The United States is calling Darfur rebel leaders to Nairobi this week for talks aimed at healing their deepening divisions and restarting negotiations to bring peace to the devastated region of western Sudan.
The US-sponsored conference is scheduled to take place on November 8 in the Kenyan capital.
Deputy Secretary of State Robert Zoellick will lead the American delegation in an attempt to quell a power struggle that has divided the Sudan Liberation Movement (SLM), the largest rebel force in Darfur.
Nairobi was chosen as the venue for this "important" meeting because it is viewed as "neutral ground," said Jendayi Frazer, the State Department's top official for Africa. One rebel leader declined to take part in talks last week in Darfur because of security concerns, Frazer told a US congressional panel.
"It's critical that the SLM come together," Frazer said. Without rebel unity, she added, the Darfur peace talks "won't go anywhere."
Splits in the rebels' ranks are mainly to blame for the stalemate in the peace negotiations hosted by Nigeria, added Congressman Chris Smith, chairman of the congressional panel that invited Frazer to discuss Bush administration policy toward Sudan.
The government of Sudan also bears responsibility for the impasse, Smith said.
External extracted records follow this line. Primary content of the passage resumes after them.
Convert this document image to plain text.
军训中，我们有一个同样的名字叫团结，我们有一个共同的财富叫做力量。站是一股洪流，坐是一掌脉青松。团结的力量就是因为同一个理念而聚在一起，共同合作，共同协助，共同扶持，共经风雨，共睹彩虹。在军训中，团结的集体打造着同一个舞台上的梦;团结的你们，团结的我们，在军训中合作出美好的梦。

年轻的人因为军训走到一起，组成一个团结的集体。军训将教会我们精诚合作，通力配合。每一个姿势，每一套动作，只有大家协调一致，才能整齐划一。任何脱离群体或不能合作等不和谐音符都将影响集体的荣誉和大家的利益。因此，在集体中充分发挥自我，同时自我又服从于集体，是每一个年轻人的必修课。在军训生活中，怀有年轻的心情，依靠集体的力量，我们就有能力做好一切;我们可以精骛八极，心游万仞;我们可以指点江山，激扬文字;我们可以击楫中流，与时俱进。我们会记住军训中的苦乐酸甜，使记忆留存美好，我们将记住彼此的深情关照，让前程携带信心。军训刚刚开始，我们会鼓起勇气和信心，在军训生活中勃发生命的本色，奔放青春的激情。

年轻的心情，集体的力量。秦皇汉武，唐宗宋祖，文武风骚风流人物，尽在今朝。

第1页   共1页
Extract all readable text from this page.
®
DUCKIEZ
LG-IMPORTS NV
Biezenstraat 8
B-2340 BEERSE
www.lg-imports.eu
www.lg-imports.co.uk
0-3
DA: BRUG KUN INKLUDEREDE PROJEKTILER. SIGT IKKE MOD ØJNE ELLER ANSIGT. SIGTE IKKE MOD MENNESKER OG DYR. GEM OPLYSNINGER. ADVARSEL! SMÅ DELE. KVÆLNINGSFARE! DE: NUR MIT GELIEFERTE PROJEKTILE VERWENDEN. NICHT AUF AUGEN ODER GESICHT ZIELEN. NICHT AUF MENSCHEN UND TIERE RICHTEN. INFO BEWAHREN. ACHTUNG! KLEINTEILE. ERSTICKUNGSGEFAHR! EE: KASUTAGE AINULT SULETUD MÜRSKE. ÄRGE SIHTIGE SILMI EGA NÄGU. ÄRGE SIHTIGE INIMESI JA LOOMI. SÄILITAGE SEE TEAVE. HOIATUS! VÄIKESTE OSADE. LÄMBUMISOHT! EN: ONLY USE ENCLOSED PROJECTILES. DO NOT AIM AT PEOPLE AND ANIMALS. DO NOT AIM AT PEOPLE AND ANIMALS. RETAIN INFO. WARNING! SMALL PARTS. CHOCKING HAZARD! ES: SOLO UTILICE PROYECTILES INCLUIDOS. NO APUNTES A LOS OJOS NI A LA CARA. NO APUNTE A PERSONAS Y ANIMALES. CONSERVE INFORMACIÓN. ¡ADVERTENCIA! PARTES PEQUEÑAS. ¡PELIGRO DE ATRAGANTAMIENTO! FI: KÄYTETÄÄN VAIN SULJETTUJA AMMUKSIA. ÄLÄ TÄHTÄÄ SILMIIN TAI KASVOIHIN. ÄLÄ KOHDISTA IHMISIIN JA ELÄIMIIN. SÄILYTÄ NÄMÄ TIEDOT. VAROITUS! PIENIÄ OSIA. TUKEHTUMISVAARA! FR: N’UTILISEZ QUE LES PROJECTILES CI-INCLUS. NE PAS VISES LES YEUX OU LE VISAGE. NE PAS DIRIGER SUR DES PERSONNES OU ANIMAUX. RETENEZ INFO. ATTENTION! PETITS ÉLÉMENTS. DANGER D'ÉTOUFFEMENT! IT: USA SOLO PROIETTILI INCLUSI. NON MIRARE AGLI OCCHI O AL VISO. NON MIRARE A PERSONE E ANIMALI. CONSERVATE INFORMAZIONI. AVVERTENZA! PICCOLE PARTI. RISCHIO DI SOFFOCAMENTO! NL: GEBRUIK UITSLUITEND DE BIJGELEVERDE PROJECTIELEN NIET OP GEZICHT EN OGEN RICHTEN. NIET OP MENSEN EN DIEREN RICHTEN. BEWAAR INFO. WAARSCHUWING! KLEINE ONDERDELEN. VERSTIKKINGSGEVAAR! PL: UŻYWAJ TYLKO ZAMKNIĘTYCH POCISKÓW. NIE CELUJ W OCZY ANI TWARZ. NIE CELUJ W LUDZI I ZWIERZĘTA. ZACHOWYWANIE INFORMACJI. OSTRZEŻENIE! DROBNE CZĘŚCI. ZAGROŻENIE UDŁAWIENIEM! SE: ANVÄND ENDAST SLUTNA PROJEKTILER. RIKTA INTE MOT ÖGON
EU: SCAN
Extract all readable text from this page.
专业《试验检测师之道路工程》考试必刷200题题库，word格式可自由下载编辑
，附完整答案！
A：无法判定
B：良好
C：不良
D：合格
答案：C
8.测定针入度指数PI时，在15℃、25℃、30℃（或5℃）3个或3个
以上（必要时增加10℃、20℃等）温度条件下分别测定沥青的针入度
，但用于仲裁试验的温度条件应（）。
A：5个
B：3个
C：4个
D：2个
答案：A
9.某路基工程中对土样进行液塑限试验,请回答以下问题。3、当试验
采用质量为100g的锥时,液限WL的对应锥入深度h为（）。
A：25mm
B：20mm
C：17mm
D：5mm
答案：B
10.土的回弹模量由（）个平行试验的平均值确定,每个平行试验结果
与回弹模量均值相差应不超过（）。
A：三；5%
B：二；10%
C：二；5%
Libya and Eritrea are to blame as well, he added, because of their support for the Darfur rebels.
Smith's and Frazer's comments are indicative of growing US frustration with rebel forces that have been fighting for nearly three years to win greater autonomy for the Darfur region.
It is estimated that up to 300,000 lives have been lost as a result of the conflict.
Until recently, US officials seldom criticised the Darfur rebels, instead assigning fault almost exclusively to the Sudan government and to local Arab militias known as Janjaweed.
The Bush administration has in fact charged on several occasions that these forces are carrying out genocide against the mainly black African population of Darfur. And last week the White House renewed economic sanctions against the government of Sudan on the grounds that it is continuing to sponsor terrorism.
At the same time, the United States has consistently kept its distance from the Darfur rebels, whom Washington views as politically problematic due to the Islamist orientation of some groups. This tacit disapproval has given way to explicit criticism in the past month following rebel attacks on the African Union peacekeepers deployed in Darfur.
In her remarks last week to Congress, Assistant Secretary of State Frazer deplored "the current spike of violence, caused by banditry, actions initiated by rebel movements, and actions by government forces, and continued marauding by the Janjaweed militia."
Frazer also suggested that elements within the Sudan military are continuing to provide intelligence and perhaps weapons to the Kony forces that have been terrorising northern Uganda.
Joseph Kony's Lord's Resistance Army (LRA) has also started to attack the southern Sudan guerrilla army that recently concluded a peace agreement with the government of Sudan, Frazer said. She called this "a very, very dangerous situation."
Frazer told the congressional panel that "what we fear is that there may be elements within the military that continues to provide information to the LRA, and maybe even arms. They may not represent government of Sudan policy. That's a question that's still out there. But there's certainly some type of assistance, we believe, continuing with the LRA."